Bom, definitivamente, o Gabriel não pensa como eu a respeito daquele assunto. Ainda assim somos amigos e nosso debate foi bem engrandecedor e enriquecedor para quem o leu. Dê uma olhada.

Agora, Silvia, pedradas no escuro não! Saí pra lá cramulhão! ahaha!
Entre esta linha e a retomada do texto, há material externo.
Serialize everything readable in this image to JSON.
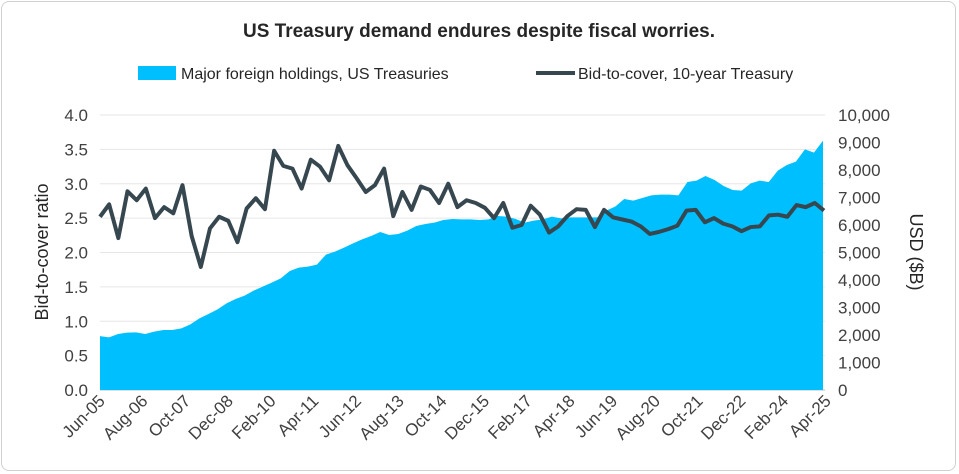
{
  "chart_data": {
    "type": "area+line",
    "title": "US Treasury demand endures despite fiscal worries.",
    "legend_position": "top",
    "grid": true,
    "x_tick_labels": [
      "Jun-05",
      "Aug-06",
      "Oct-07",
      "Dec-08",
      "Feb-10",
      "Apr-11",
      "Jun-12",
      "Aug-13",
      "Oct-14",
      "Dec-15",
      "Feb-17",
      "Apr-18",
      "Jun-19",
      "Aug-20",
      "Oct-21",
      "Dec-22",
      "Feb-24",
      "Apr-25"
    ],
    "y_left": {
      "label": "Bid-to-cover ratio",
      "range": [
        0,
        4.0
      ],
      "ticks": [
        "0.0",
        "0.5",
        "1.0",
        "1.5",
        "2.0",
        "2.5",
        "3.0",
        "3.5",
        "4.0"
      ]
    },
    "y_right": {
      "label": "USD ($B)",
      "range": [
        0,
        10000
      ],
      "ticks": [
        "0",
        "1,000",
        "2,000",
        "3,000",
        "4,000",
        "5,000",
        "6,000",
        "7,000",
        "8,000",
        "9,000",
        "10,000"
      ]
    },
    "series": [
      {
        "name": "Major foreign holdings, US Treasuries",
        "type": "area",
        "axis": "right",
        "color": "#00BFFF",
        "values": [
          1960,
          1915,
          2036,
          2085,
          2097,
          2036,
          2121,
          2182,
          2182,
          2242,
          2388,
          2606,
          2764,
          2933,
          3152,
          3309,
          3430,
          3612,
          3758,
          3903,
          4061,
          4327,
          4448,
          4485,
          4558,
          4921,
          5030,
          5176,
          5333,
          5479,
          5600,
          5745,
          5636,
          5673,
          5794,
          5964,
          6036,
          6085,
          6182,
          6218,
          6206,
          6206,
          6182,
          6206,
          6327,
          6303,
          6218,
          6085,
          6158,
          6206,
          6303,
          6242,
          6279,
          6279,
          6279,
          6279,
          6521,
          6667,
          6945,
          6885,
          6982,
          7079,
          7103,
          7103,
          7079,
          7564,
          7612,
          7782,
          7636,
          7418,
          7273,
          7248,
          7515,
          7612,
          7564,
          7976,
          8182,
          8303,
          8752,
          8630,
          9067
        ]
      },
      {
        "name": "Bid-to-cover, 10-year Treasury",
        "type": "line",
        "axis": "left",
        "color": "#37474F",
        "values": [
          2.52,
          2.7,
          2.21,
          2.89,
          2.76,
          2.93,
          2.5,
          2.66,
          2.57,
          2.98,
          2.24,
          1.79,
          2.35,
          2.52,
          2.46,
          2.15,
          2.64,
          2.79,
          2.63,
          3.48,
          3.26,
          3.22,
          2.93,
          3.35,
          3.25,
          3.05,
          3.55,
          3.27,
          3.08,
          2.88,
          2.98,
          3.22,
          2.53,
          2.88,
          2.62,
          2.96,
          2.91,
          2.72,
          3.0,
          2.66,
          2.76,
          2.72,
          2.65,
          2.5,
          2.72,
          2.36,
          2.4,
          2.68,
          2.55,
          2.29,
          2.38,
          2.53,
          2.63,
          2.62,
          2.37,
          2.62,
          2.51,
          2.48,
          2.45,
          2.38,
          2.27,
          2.3,
          2.34,
          2.39,
          2.61,
          2.62,
          2.44,
          2.5,
          2.42,
          2.38,
          2.31,
          2.37,
          2.38,
          2.54,
          2.55,
          2.52,
          2.69,
          2.66,
          2.72,
          2.61
        ]
      }
    ]
  }
}
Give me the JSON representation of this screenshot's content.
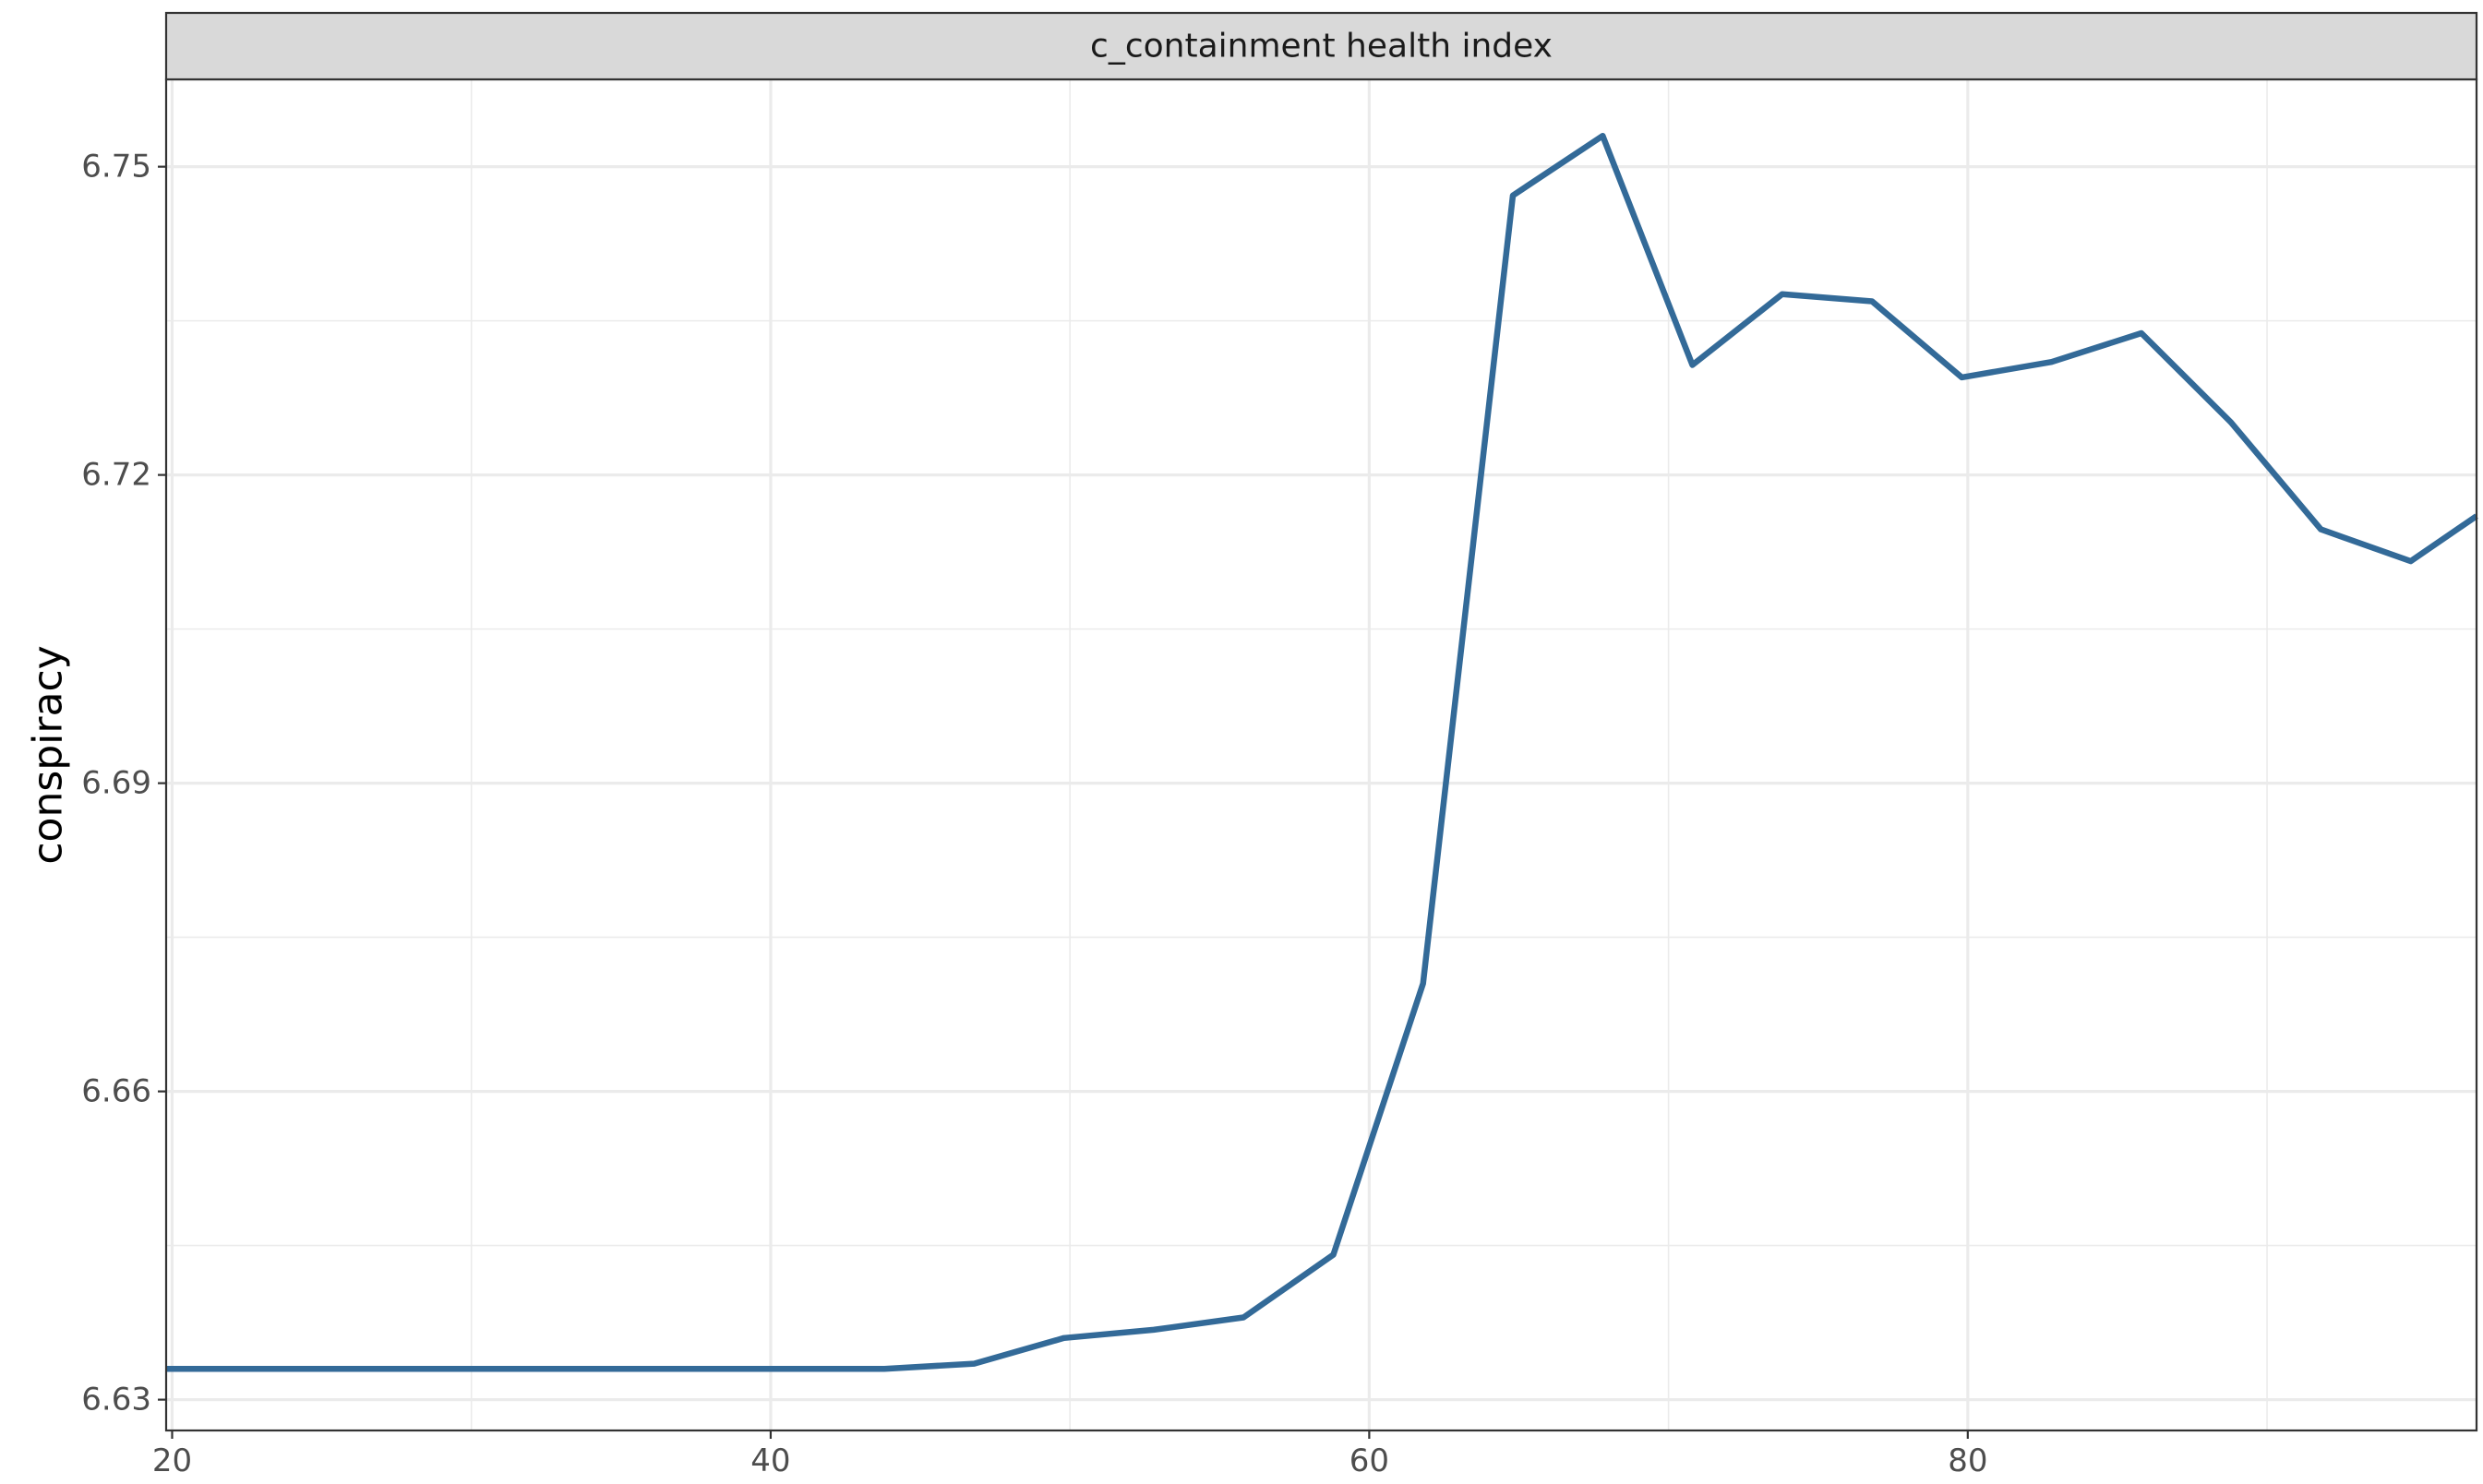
{
  "chart_data": {
    "type": "line",
    "facet_label": "c_containment health index",
    "xlabel": "",
    "ylabel": "conspiracy",
    "xlim": [
      19.8,
      97.0
    ],
    "ylim": [
      6.627,
      6.7585
    ],
    "x_ticks": [
      20,
      40,
      60,
      80
    ],
    "x_tick_labels": [
      "20",
      "40",
      "60",
      "80"
    ],
    "x_minor_ticks": [
      30,
      50,
      70,
      90
    ],
    "y_ticks": [
      6.63,
      6.66,
      6.69,
      6.72,
      6.75
    ],
    "y_tick_labels": [
      "6.63",
      "6.66",
      "6.69",
      "6.72",
      "6.75"
    ],
    "y_minor_ticks": [
      6.645,
      6.675,
      6.705,
      6.735
    ],
    "grid": true,
    "legend": "none",
    "colors": {
      "line": "#336a98",
      "strip_fill": "#d9d9d9",
      "panel_border": "#333333"
    },
    "series": [
      {
        "x": [
          19.8,
          22.8,
          25.8,
          28.8,
          31.8,
          34.8,
          37.8,
          40.8,
          43.8,
          46.8,
          49.8,
          52.8,
          55.8,
          58.8,
          61.8,
          64.8,
          67.8,
          70.8,
          73.8,
          76.8,
          79.8,
          82.8,
          85.8,
          88.8,
          91.8,
          94.8,
          97.0
        ],
        "y": [
          6.633,
          6.633,
          6.633,
          6.633,
          6.633,
          6.633,
          6.633,
          6.633,
          6.633,
          6.6335,
          6.636,
          6.6368,
          6.638,
          6.6441,
          6.6705,
          6.7472,
          6.753,
          6.7307,
          6.7376,
          6.7369,
          6.7295,
          6.731,
          6.7338,
          6.7251,
          6.7147,
          6.7116,
          6.716
        ]
      }
    ]
  }
}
bjão e obrigado pelo rico debate.
Cesar

Carlos Camargo disse...

Cesar,
Por ironia do próprio Blog, veja que, dos 7 comentários feitos até agora, 6 deles possuem por cabeçalho "Anônimo disse...", ainda que sejam assinados ao final. Já me perguntei porque o Google faz isso nesta opção. Não poderiam eles deixar um pequeno espaço em aberto para escreverem, por exemplo, "Carlos disse...".
Eu costumo e gosto de ler os comentários anteriores, antes de escrever os meus. É prazeroso, aos poucos, reencontrar conhecidos seus que passaram por aqui em crônicas passadas. Eles não são anônimos, porque assinam aquilo que escrevem, por vezes, com apelidos que fazem parte de seu universo. Um universo repartido entre outros leitores. E não são anônimos.
E vai explicar para o Google aquela história do "Anônimo disse...". No máximo eles enviarão uma resposta padrão sem assinatura, portanto, anônima.
Abraço,
Carlos

Gabriel disse...

Oi, meu amigo. Não dirijo a você este meu comentário, mas a Sílvia. Provavelmente ela não vai lê-lo, mas mesmo assim acho que vale o registro.
Parabéns pela sua lucidez e bom senso, Sívia. Algumas mulheres (talvez a maioria, exceto, seguramente, as cinzas mulheres hortifrutigranjeiras) são dotadas desse sentido inexplicável, dessa inteligência sensível que nós, machos, não podemos bordejar nem em sonhos.
Certamente, você é uma dessas mulheres coloridas. Já meu bom amigo Cesar é um cara meio desbotado. Talvez seja o desgaste que vem com a idade. Acho que ele queria ser mulher. KKK!
Abraço,
Gabriel

Carlos Camargo disse...

Cesar,
Pois é, enquanto eu lia sua crônica “Vidraça”, ficava pensando naquela “armadilha dos anônimos” do Google, afinal, acabei me tornando um adepto dos blogs e, desde então, meus amigos desacostumados com as ferramentas do dito me dizem: “Como posso selecionar ‘anônimo disse...’ se eu não sou anônimo?”. E eu sem saber explicar respondo: “Fala pessoalmente até eu descobrir como faz...”. Aliás, foi exatamente por essa razão que eu demorei um tempo para aprender a colocar mensagens em seu blog.
Em tempo, aquela fotografia sobre a qual você fez um comentário, é um cartão postal de uma pintura do séc. 19 (um auto-retrato) de Gustave Courbet. Este cartão está fixado numa parede, entre outros cartões, aqui em casa. Eu estava fazendo uma experiência com um fino feixe de luz sobre as superfícies, quando vi aquele resultado e fotografei.
As outras imagens do blog, com chuviscos brancos, são “sopros” de farinha no espaço, sobre o mesmo feixe de luz. São experiências e tenho gostado dos resultados. O problema é limpar a farinhada que fica no chão depois. A máquina fotográfica fica protegida, mas eu também fico coberto de farinha.
Ah! E obrigado pela sua visita ao Blog.